Just thought I’d chime in on this thread as well as I’ve been dealing with this big time. I’ve been trying to use a PLA support interface with PETG, and the PETG layers after laying down the PLA interface always break. I upped purge volume to 999 for all slots and the strength definitely does improve. Another thing that did seem to help was changing out the nozzle wiper to a silicone wiper. I tested this by using the auto calculated purge volumes with and without the silicone wiper and I had fewer failures when using the silicone wiper. You can tell that there is some definite contamination going on, because the side of the object (printed in PETG) has some slight sheen differences when changing from PLA > PETG. These sheen differences become less with a higher purge volume. I wish it was possible to increase the purge volumes even more. If you’re just using a different filament for the interface it isn’t a huge loss of material and it would ensure layer adhesion strength. For now I just run max purge volume and turn down the outer layers to 50mm so the sheen difference isn’t noticeable. This allows for strong layer adhesion and the part to look good.

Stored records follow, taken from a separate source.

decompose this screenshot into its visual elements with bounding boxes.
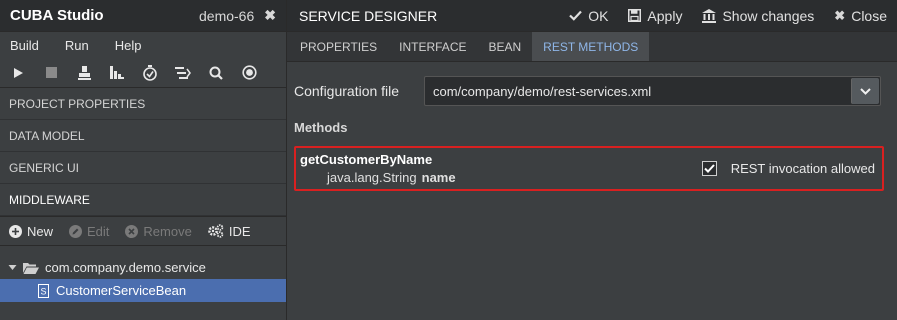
remove-label: Remove: [143, 223, 192, 239]
pencil-circle-icon: [69, 224, 83, 238]
config-dropdown-button[interactable]: [851, 78, 879, 104]
rest-invocation-toggle[interactable]: REST invocation allowed: [701, 161, 875, 176]
ide-label: IDE: [228, 223, 251, 239]
tree-service-label: CustomerServiceBean: [56, 283, 187, 298]
tab-interface[interactable]: INTERFACE: [388, 32, 477, 61]
record-icon[interactable]: [239, 63, 259, 83]
tab-bean[interactable]: BEAN: [477, 32, 532, 61]
tab-rest-methods[interactable]: REST METHODS: [532, 32, 650, 61]
tree-package-label: com.company.demo.service: [45, 260, 206, 275]
param-name: name: [421, 170, 456, 185]
apply-button[interactable]: Apply: [628, 8, 682, 24]
play-icon[interactable]: [8, 63, 28, 83]
deploy-icon[interactable]: [74, 63, 94, 83]
caret-down-icon[interactable]: [8, 263, 17, 272]
rest-invocation-checkbox[interactable]: [701, 161, 717, 176]
section-middleware[interactable]: MIDDLEWARE: [0, 184, 286, 216]
menu-build[interactable]: Build: [10, 38, 39, 53]
param-type: java.lang.String: [327, 170, 417, 185]
show-changes-label: Show changes: [722, 7, 815, 24]
section-data-model[interactable]: DATA MODEL: [0, 120, 286, 152]
middleware-actions: New Edit Remove IDE: [0, 216, 286, 246]
menu-run[interactable]: Run: [65, 38, 89, 53]
studio-header: CUBA Studio demo-66 ✖: [0, 0, 286, 32]
designer-title: SERVICE DESIGNER: [299, 7, 438, 24]
ok-button[interactable]: OK: [569, 8, 608, 24]
stop-icon[interactable]: [41, 63, 61, 83]
list-icon[interactable]: [173, 63, 193, 83]
menu-bar: Build Run Help: [0, 32, 286, 58]
ide-button[interactable]: IDE: [208, 224, 251, 239]
method-name: getCustomerByName: [300, 152, 433, 167]
edit-button[interactable]: Edit: [69, 224, 109, 239]
designer-header: SERVICE DESIGNER OK Apply Show changes ✖…: [287, 0, 897, 32]
edit-label: Edit: [87, 223, 110, 239]
close-label: Close: [851, 7, 887, 24]
check-icon[interactable]: [140, 63, 160, 83]
search-icon[interactable]: [206, 63, 226, 83]
studio-sidebar: CUBA Studio demo-66 ✖ Build Run Help PRO…: [0, 0, 286, 320]
method-info: getCustomerByName java.lang.String name: [300, 152, 702, 185]
apply-label: Apply: [647, 7, 683, 24]
project-name: demo-66: [199, 7, 255, 24]
ok-label: OK: [588, 7, 609, 24]
folder-open-icon: [23, 262, 39, 274]
new-label: New: [27, 223, 54, 239]
studio-toolbar: [0, 58, 286, 88]
service-tree: com.company.demo.service S CustomerServi…: [0, 246, 286, 302]
close-icon: ✖: [834, 7, 846, 23]
menu-help[interactable]: Help: [115, 38, 142, 53]
svg-text:S: S: [40, 286, 46, 296]
section-project-properties[interactable]: PROJECT PROPERTIES: [0, 88, 286, 120]
plus-circle-icon: [9, 224, 22, 238]
section-generic-ui[interactable]: GENERIC UI: [0, 152, 286, 184]
rest-methods-panel: Configuration file com/company/demo/rest…: [287, 62, 897, 205]
designer-tabs: PROPERTIES INTERFACE BEAN REST METHODS: [287, 32, 897, 62]
show-changes-button[interactable]: Show changes: [702, 8, 814, 24]
config-file-value: com/company/demo/rest-services.xml: [433, 83, 652, 99]
service-designer: SERVICE DESIGNER OK Apply Show changes ✖…: [286, 0, 897, 320]
config-file-select[interactable]: com/company/demo/rest-services.xml: [424, 76, 881, 106]
app-title: CUBA Studio: [10, 7, 104, 24]
method-param: java.lang.String name: [300, 170, 702, 185]
build-icon[interactable]: [107, 63, 127, 83]
close-button[interactable]: ✖ Close: [834, 8, 887, 24]
new-button[interactable]: New: [9, 224, 53, 239]
close-project-icon[interactable]: ✖: [264, 7, 276, 24]
tree-package[interactable]: com.company.demo.service: [0, 256, 286, 279]
tree-service-bean[interactable]: S CustomerServiceBean: [0, 279, 286, 302]
config-row: Configuration file com/company/demo/rest…: [294, 76, 890, 106]
service-file-icon: S: [38, 283, 49, 298]
save-icon: [628, 9, 642, 22]
rest-invocation-label: REST invocation allowed: [730, 161, 875, 176]
check-icon: [569, 10, 582, 21]
method-row: getCustomerByName java.lang.String name R…: [294, 146, 884, 191]
config-file-label: Configuration file: [294, 83, 400, 99]
gears-icon: [208, 224, 224, 238]
checkmark-icon: [703, 164, 715, 173]
remove-circle-icon: [125, 224, 139, 238]
chevron-down-icon: [860, 87, 871, 95]
methods-heading: Methods: [294, 120, 348, 135]
remove-button[interactable]: Remove: [125, 223, 192, 239]
tab-properties[interactable]: PROPERTIES: [289, 32, 388, 61]
bank-icon: [702, 8, 717, 23]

Curious did you experiment with the wall order and increasing the infil percentage and line width. If for example you chose infill/inner/outer and a larger line width, the infill would help to clean any reminants from the hotend after purge and because infill is random, any remenant of the support interface material would be spread throughout the infill. Then by theory, the inner and outer walls should be clean base material with the correct strength and bond.
For example on my klipper CoreXY slicing with Superslicer, I run a 160% infill line width and 105% perimeters (using a 0.4mm nozzle) . This gives me thick strong infil and very strong parts coupled with 4-5 outer perimeters, even when printing multiple objects.